Was gut klingt, muss nicht Gutes bedeuten

Lediglich der Begriff "Bio" ist gesetzlich geschützt und kann nicht wahllos verwendet werden. "Damit ein Hersteller sein Produkt 'Bio' nennen darf, muss es wirklich aus ökologischem Anbau kommen", sagt Winkler.

Bei herkömmlichen Lebensmitteln steht der Verbraucher jedoch meistens vor einem Rätsel. Ein einfaches Beispiel ist der beliebte Erdbeerjoghurt: "Es gibt keine Möglichkeit für den Konsumenten festzustellen, ob der billige vom Discounter oder das teure Markenprodukt besser ist." Damit meint der Foodwatch-Sprecher, dass es keine Hinweise darauf gibt, wie viele Erdbeeren genau in dem Joghurt stecken, wo die Frucht herkommt, ob sie gespritzt worden ist oder ob die Früchte gentechnologisch behandelt wurden.
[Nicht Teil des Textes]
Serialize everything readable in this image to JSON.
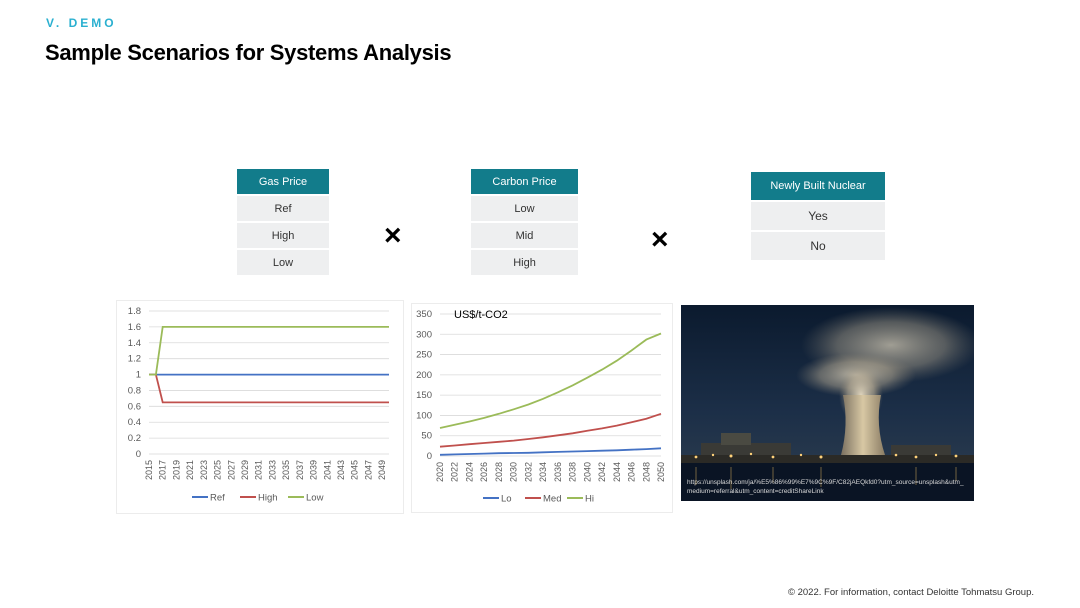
{
  "header": {
    "section": "V. DEMO",
    "title": "Sample Scenarios for Systems Analysis"
  },
  "scenario_tables": [
    {
      "header": "Gas Price",
      "rows": [
        "Ref",
        "High",
        "Low"
      ]
    },
    {
      "header": "Carbon Price",
      "rows": [
        "Low",
        "Mid",
        "High"
      ]
    },
    {
      "header": "Newly Built Nuclear",
      "rows": [
        "Yes",
        "No"
      ]
    }
  ],
  "operators": [
    "×",
    "×"
  ],
  "photo": {
    "credit": "https://unsplash.com/ja/%E5%86%99%E7%9C%9F/C82jAEQkfd0?utm_source=unsplash&utm_medium=referral&utm_content=creditShareLink"
  },
  "footer": "© 2022. For information, contact Deloitte Tohmatsu Group.",
  "chart_data": [
    {
      "type": "line",
      "title": "",
      "x": [
        2015,
        2016,
        2017,
        2018,
        2019,
        2020,
        2021,
        2022,
        2023,
        2024,
        2025,
        2026,
        2027,
        2028,
        2029,
        2030,
        2031,
        2032,
        2033,
        2034,
        2035,
        2036,
        2037,
        2038,
        2039,
        2040,
        2041,
        2042,
        2043,
        2044,
        2045,
        2046,
        2047,
        2048,
        2049,
        2050
      ],
      "x_tick_labels": [
        "2015",
        "2017",
        "2019",
        "2021",
        "2023",
        "2025",
        "2027",
        "2029",
        "2031",
        "2033",
        "2035",
        "2037",
        "2039",
        "2041",
        "2043",
        "2045",
        "2047",
        "2049"
      ],
      "ylim": [
        0,
        1.8
      ],
      "y_ticks": [
        "0",
        "0.2",
        "0.4",
        "0.6",
        "0.8",
        "1",
        "1.2",
        "1.4",
        "1.6",
        "1.8"
      ],
      "grid": true,
      "legend": "bottom",
      "series": [
        {
          "name": "Ref",
          "color": "#4472C4",
          "values": [
            1,
            1,
            1,
            1,
            1,
            1,
            1,
            1,
            1,
            1,
            1,
            1,
            1,
            1,
            1,
            1,
            1,
            1,
            1,
            1,
            1,
            1,
            1,
            1,
            1,
            1,
            1,
            1,
            1,
            1,
            1,
            1,
            1,
            1,
            1,
            1
          ]
        },
        {
          "name": "High",
          "color": "#C0504D",
          "values": [
            1,
            1,
            0.65,
            0.65,
            0.65,
            0.65,
            0.65,
            0.65,
            0.65,
            0.65,
            0.65,
            0.65,
            0.65,
            0.65,
            0.65,
            0.65,
            0.65,
            0.65,
            0.65,
            0.65,
            0.65,
            0.65,
            0.65,
            0.65,
            0.65,
            0.65,
            0.65,
            0.65,
            0.65,
            0.65,
            0.65,
            0.65,
            0.65,
            0.65,
            0.65,
            0.65
          ]
        },
        {
          "name": "Low",
          "color": "#9BBB59",
          "values": [
            1,
            1,
            1.6,
            1.6,
            1.6,
            1.6,
            1.6,
            1.6,
            1.6,
            1.6,
            1.6,
            1.6,
            1.6,
            1.6,
            1.6,
            1.6,
            1.6,
            1.6,
            1.6,
            1.6,
            1.6,
            1.6,
            1.6,
            1.6,
            1.6,
            1.6,
            1.6,
            1.6,
            1.6,
            1.6,
            1.6,
            1.6,
            1.6,
            1.6,
            1.6,
            1.6
          ]
        }
      ]
    },
    {
      "type": "line",
      "title": "US$/t-CO2",
      "x": [
        2020,
        2022,
        2024,
        2026,
        2028,
        2030,
        2032,
        2034,
        2036,
        2038,
        2040,
        2042,
        2044,
        2046,
        2048,
        2050
      ],
      "x_tick_labels": [
        "2020",
        "2022",
        "2024",
        "2026",
        "2028",
        "2030",
        "2032",
        "2034",
        "2036",
        "2038",
        "2040",
        "2042",
        "2044",
        "2046",
        "2048",
        "2050"
      ],
      "ylim": [
        0,
        350
      ],
      "y_ticks": [
        "0",
        "50",
        "100",
        "150",
        "200",
        "250",
        "300",
        "350"
      ],
      "grid": true,
      "legend": "bottom",
      "series": [
        {
          "name": "Lo",
          "color": "#4472C4",
          "values": [
            3,
            4,
            5,
            6,
            7,
            7.5,
            8,
            9,
            10,
            11,
            12,
            13,
            14,
            15.5,
            17,
            19
          ]
        },
        {
          "name": "Med",
          "color": "#C0504D",
          "values": [
            23,
            26,
            29,
            32,
            35,
            38,
            42,
            46,
            51,
            56,
            62,
            68,
            75,
            83,
            92,
            104
          ]
        },
        {
          "name": "Hi",
          "color": "#9BBB59",
          "values": [
            69,
            77,
            85,
            94,
            104,
            115,
            127,
            141,
            157,
            174,
            193,
            213,
            235,
            260,
            287,
            302
          ]
        }
      ]
    }
  ]
}
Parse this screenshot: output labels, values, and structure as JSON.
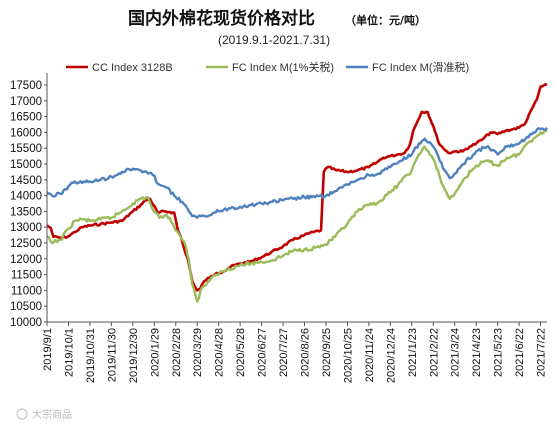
{
  "chart_data": {
    "type": "line",
    "title": "国内外棉花现货价格对比",
    "unit_note": "（单位：元/吨）",
    "subtitle": "(2019.9.1-2021.7.31)",
    "watermark": "大宗商品",
    "ylim": [
      10000,
      17500
    ],
    "yticks": [
      10000,
      10500,
      11000,
      11500,
      12000,
      12500,
      13000,
      13500,
      14000,
      14500,
      15000,
      15500,
      16000,
      16500,
      17000,
      17500
    ],
    "x_range": [
      "2019/9/1",
      "2021/7/31"
    ],
    "xtick_labels": [
      "2019/9/1",
      "2019/10/1",
      "2019/10/31",
      "2019/11/30",
      "2019/12/30",
      "2020/1/29",
      "2020/2/28",
      "2020/3/29",
      "2020/4/28",
      "2020/5/28",
      "2020/6/27",
      "2020/7/27",
      "2020/8/26",
      "2020/9/25",
      "2020/10/25",
      "2020/11/24",
      "2020/12/24",
      "2021/1/23",
      "2021/2/22",
      "2021/3/24",
      "2021/4/23",
      "2021/5/23",
      "2021/6/22",
      "2021/7/22"
    ],
    "legend_position": "top",
    "grid": false,
    "series": [
      {
        "name": "CC Index 3128B",
        "color": "#c00000",
        "points": [
          [
            "2019/9/1",
            13050
          ],
          [
            "2019/9/6",
            12980
          ],
          [
            "2019/9/10",
            12700
          ],
          [
            "2019/9/20",
            12660
          ],
          [
            "2019/9/30",
            12700
          ],
          [
            "2019/10/10",
            12850
          ],
          [
            "2019/10/20",
            13000
          ],
          [
            "2019/10/31",
            13050
          ],
          [
            "2019/11/15",
            13100
          ],
          [
            "2019/11/30",
            13150
          ],
          [
            "2019/12/15",
            13200
          ],
          [
            "2019/12/30",
            13500
          ],
          [
            "2020/1/10",
            13700
          ],
          [
            "2020/1/17",
            13850
          ],
          [
            "2020/1/23",
            13900
          ],
          [
            "2020/2/3",
            13450
          ],
          [
            "2020/2/12",
            13500
          ],
          [
            "2020/2/20",
            13480
          ],
          [
            "2020/2/26",
            13450
          ],
          [
            "2020/3/2",
            12900
          ],
          [
            "2020/3/6",
            12700
          ],
          [
            "2020/3/11",
            12300
          ],
          [
            "2020/3/16",
            12000
          ],
          [
            "2020/3/22",
            11300
          ],
          [
            "2020/3/26",
            11100
          ],
          [
            "2020/3/29",
            11000
          ],
          [
            "2020/4/2",
            11050
          ],
          [
            "2020/4/8",
            11300
          ],
          [
            "2020/4/15",
            11400
          ],
          [
            "2020/4/25",
            11550
          ],
          [
            "2020/5/5",
            11600
          ],
          [
            "2020/5/15",
            11750
          ],
          [
            "2020/5/28",
            11850
          ],
          [
            "2020/6/10",
            11900
          ],
          [
            "2020/6/27",
            12050
          ],
          [
            "2020/7/10",
            12200
          ],
          [
            "2020/7/27",
            12400
          ],
          [
            "2020/8/10",
            12600
          ],
          [
            "2020/8/26",
            12750
          ],
          [
            "2020/9/8",
            12850
          ],
          [
            "2020/9/18",
            12900
          ],
          [
            "2020/9/22",
            14750
          ],
          [
            "2020/9/27",
            14900
          ],
          [
            "2020/10/10",
            14800
          ],
          [
            "2020/10/25",
            14750
          ],
          [
            "2020/11/8",
            14800
          ],
          [
            "2020/11/24",
            14900
          ],
          [
            "2020/12/5",
            15050
          ],
          [
            "2020/12/14",
            15200
          ],
          [
            "2020/12/24",
            15250
          ],
          [
            "2021/1/3",
            15300
          ],
          [
            "2021/1/13",
            15350
          ],
          [
            "2021/1/20",
            15600
          ],
          [
            "2021/1/25",
            16050
          ],
          [
            "2021/2/1",
            16400
          ],
          [
            "2021/2/6",
            16650
          ],
          [
            "2021/2/14",
            16650
          ],
          [
            "2021/2/22",
            16200
          ],
          [
            "2021/3/1",
            15700
          ],
          [
            "2021/3/8",
            15500
          ],
          [
            "2021/3/15",
            15350
          ],
          [
            "2021/3/24",
            15400
          ],
          [
            "2021/4/4",
            15400
          ],
          [
            "2021/4/14",
            15550
          ],
          [
            "2021/4/23",
            15650
          ],
          [
            "2021/5/3",
            15800
          ],
          [
            "2021/5/13",
            16000
          ],
          [
            "2021/5/23",
            15950
          ],
          [
            "2021/6/3",
            16050
          ],
          [
            "2021/6/13",
            16100
          ],
          [
            "2021/6/22",
            16150
          ],
          [
            "2021/7/1",
            16300
          ],
          [
            "2021/7/10",
            16750
          ],
          [
            "2021/7/17",
            17050
          ],
          [
            "2021/7/22",
            17450
          ],
          [
            "2021/7/31",
            17500
          ]
        ]
      },
      {
        "name": "FC Index M(1%关税)",
        "color": "#9bbb59",
        "points": [
          [
            "2019/9/1",
            12700
          ],
          [
            "2019/9/8",
            12500
          ],
          [
            "2019/9/20",
            12600
          ],
          [
            "2019/10/1",
            12950
          ],
          [
            "2019/10/10",
            13200
          ],
          [
            "2019/10/20",
            13250
          ],
          [
            "2019/10/31",
            13200
          ],
          [
            "2019/11/15",
            13250
          ],
          [
            "2019/11/30",
            13300
          ],
          [
            "2019/12/15",
            13500
          ],
          [
            "2019/12/30",
            13750
          ],
          [
            "2020/1/10",
            13900
          ],
          [
            "2020/1/20",
            13950
          ],
          [
            "2020/1/27",
            13550
          ],
          [
            "2020/2/5",
            13300
          ],
          [
            "2020/2/15",
            13400
          ],
          [
            "2020/2/24",
            13100
          ],
          [
            "2020/3/3",
            12800
          ],
          [
            "2020/3/8",
            12600
          ],
          [
            "2020/3/13",
            12400
          ],
          [
            "2020/3/17",
            12000
          ],
          [
            "2020/3/22",
            11200
          ],
          [
            "2020/3/26",
            10900
          ],
          [
            "2020/3/29",
            10650
          ],
          [
            "2020/4/5",
            11100
          ],
          [
            "2020/4/15",
            11300
          ],
          [
            "2020/4/25",
            11500
          ],
          [
            "2020/5/8",
            11650
          ],
          [
            "2020/5/28",
            11800
          ],
          [
            "2020/6/12",
            11850
          ],
          [
            "2020/6/27",
            11900
          ],
          [
            "2020/7/12",
            11950
          ],
          [
            "2020/7/27",
            12100
          ],
          [
            "2020/8/10",
            12250
          ],
          [
            "2020/8/26",
            12300
          ],
          [
            "2020/9/10",
            12350
          ],
          [
            "2020/9/25",
            12450
          ],
          [
            "2020/10/8",
            12700
          ],
          [
            "2020/10/25",
            13100
          ],
          [
            "2020/11/8",
            13500
          ],
          [
            "2020/11/24",
            13700
          ],
          [
            "2020/12/8",
            13800
          ],
          [
            "2020/12/24",
            14100
          ],
          [
            "2021/1/8",
            14450
          ],
          [
            "2021/1/23",
            14800
          ],
          [
            "2021/2/2",
            15300
          ],
          [
            "2021/2/10",
            15550
          ],
          [
            "2021/2/22",
            15150
          ],
          [
            "2021/3/3",
            14600
          ],
          [
            "2021/3/10",
            14200
          ],
          [
            "2021/3/17",
            13900
          ],
          [
            "2021/3/24",
            14050
          ],
          [
            "2021/4/5",
            14500
          ],
          [
            "2021/4/23",
            14950
          ],
          [
            "2021/5/8",
            15100
          ],
          [
            "2021/5/23",
            14950
          ],
          [
            "2021/6/5",
            15200
          ],
          [
            "2021/6/22",
            15300
          ],
          [
            "2021/7/3",
            15650
          ],
          [
            "2021/7/12",
            15800
          ],
          [
            "2021/7/22",
            16000
          ],
          [
            "2021/7/31",
            16050
          ]
        ]
      },
      {
        "name": "FC Index M(滑准税)",
        "color": "#4f81bd",
        "points": [
          [
            "2019/9/1",
            14100
          ],
          [
            "2019/9/8",
            14000
          ],
          [
            "2019/9/20",
            14050
          ],
          [
            "2019/10/1",
            14300
          ],
          [
            "2019/10/10",
            14450
          ],
          [
            "2019/10/20",
            14400
          ],
          [
            "2019/10/31",
            14450
          ],
          [
            "2019/11/15",
            14500
          ],
          [
            "2019/11/30",
            14600
          ],
          [
            "2019/12/15",
            14750
          ],
          [
            "2019/12/30",
            14850
          ],
          [
            "2020/1/10",
            14800
          ],
          [
            "2020/1/20",
            14700
          ],
          [
            "2020/1/27",
            14650
          ],
          [
            "2020/2/5",
            14350
          ],
          [
            "2020/2/15",
            14250
          ],
          [
            "2020/2/28",
            13950
          ],
          [
            "2020/3/8",
            13800
          ],
          [
            "2020/3/15",
            13600
          ],
          [
            "2020/3/22",
            13350
          ],
          [
            "2020/3/29",
            13300
          ],
          [
            "2020/4/8",
            13350
          ],
          [
            "2020/4/20",
            13450
          ],
          [
            "2020/4/28",
            13500
          ],
          [
            "2020/5/12",
            13600
          ],
          [
            "2020/5/28",
            13650
          ],
          [
            "2020/6/12",
            13700
          ],
          [
            "2020/6/27",
            13750
          ],
          [
            "2020/7/12",
            13800
          ],
          [
            "2020/7/27",
            13850
          ],
          [
            "2020/8/10",
            13900
          ],
          [
            "2020/8/26",
            13950
          ],
          [
            "2020/9/10",
            13950
          ],
          [
            "2020/9/25",
            14000
          ],
          [
            "2020/10/10",
            14150
          ],
          [
            "2020/10/25",
            14350
          ],
          [
            "2020/11/8",
            14500
          ],
          [
            "2020/11/24",
            14650
          ],
          [
            "2020/12/8",
            14700
          ],
          [
            "2020/12/24",
            14900
          ],
          [
            "2021/1/8",
            15100
          ],
          [
            "2021/1/23",
            15300
          ],
          [
            "2021/2/2",
            15650
          ],
          [
            "2021/2/10",
            15800
          ],
          [
            "2021/2/22",
            15550
          ],
          [
            "2021/3/3",
            15100
          ],
          [
            "2021/3/10",
            14800
          ],
          [
            "2021/3/17",
            14550
          ],
          [
            "2021/3/24",
            14700
          ],
          [
            "2021/4/5",
            15000
          ],
          [
            "2021/4/23",
            15400
          ],
          [
            "2021/5/8",
            15550
          ],
          [
            "2021/5/23",
            15300
          ],
          [
            "2021/6/5",
            15550
          ],
          [
            "2021/6/22",
            15650
          ],
          [
            "2021/7/3",
            15850
          ],
          [
            "2021/7/12",
            16000
          ],
          [
            "2021/7/22",
            16100
          ],
          [
            "2021/7/31",
            16150
          ]
        ]
      }
    ]
  }
}
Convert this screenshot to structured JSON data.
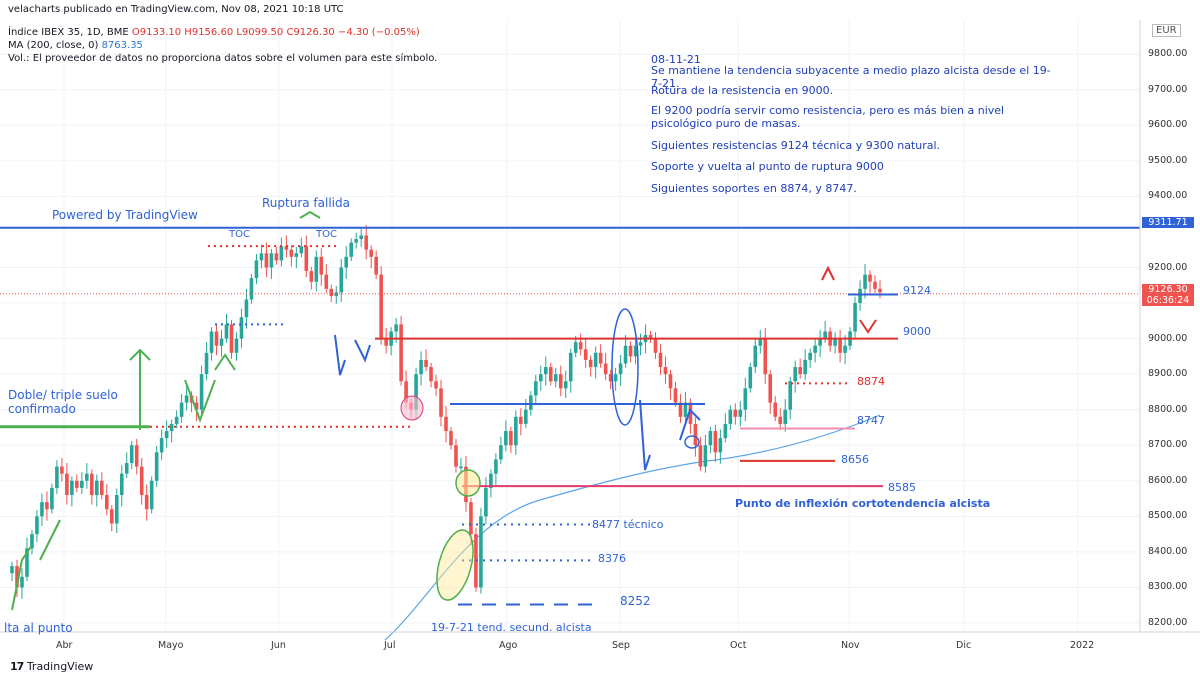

Ähnlich verhält es sich mit Sprüchen wie "Aus kontrolliertem Anbau". Was genau soll das eigentlich sein? Diese Frage kann auch der Foodwatch-Experte nicht beantworten. Was er aber sagen kann ist: "Das ist ein gutes Beispiel dafür, wie die Unternehmen tricksen. Denn einen kontrollierten Anbau gibt es nicht. Der Satz soll aber vermitteln, dass es sich womöglich um bio-ähnliche oder besonders gute Produkte handeln soll."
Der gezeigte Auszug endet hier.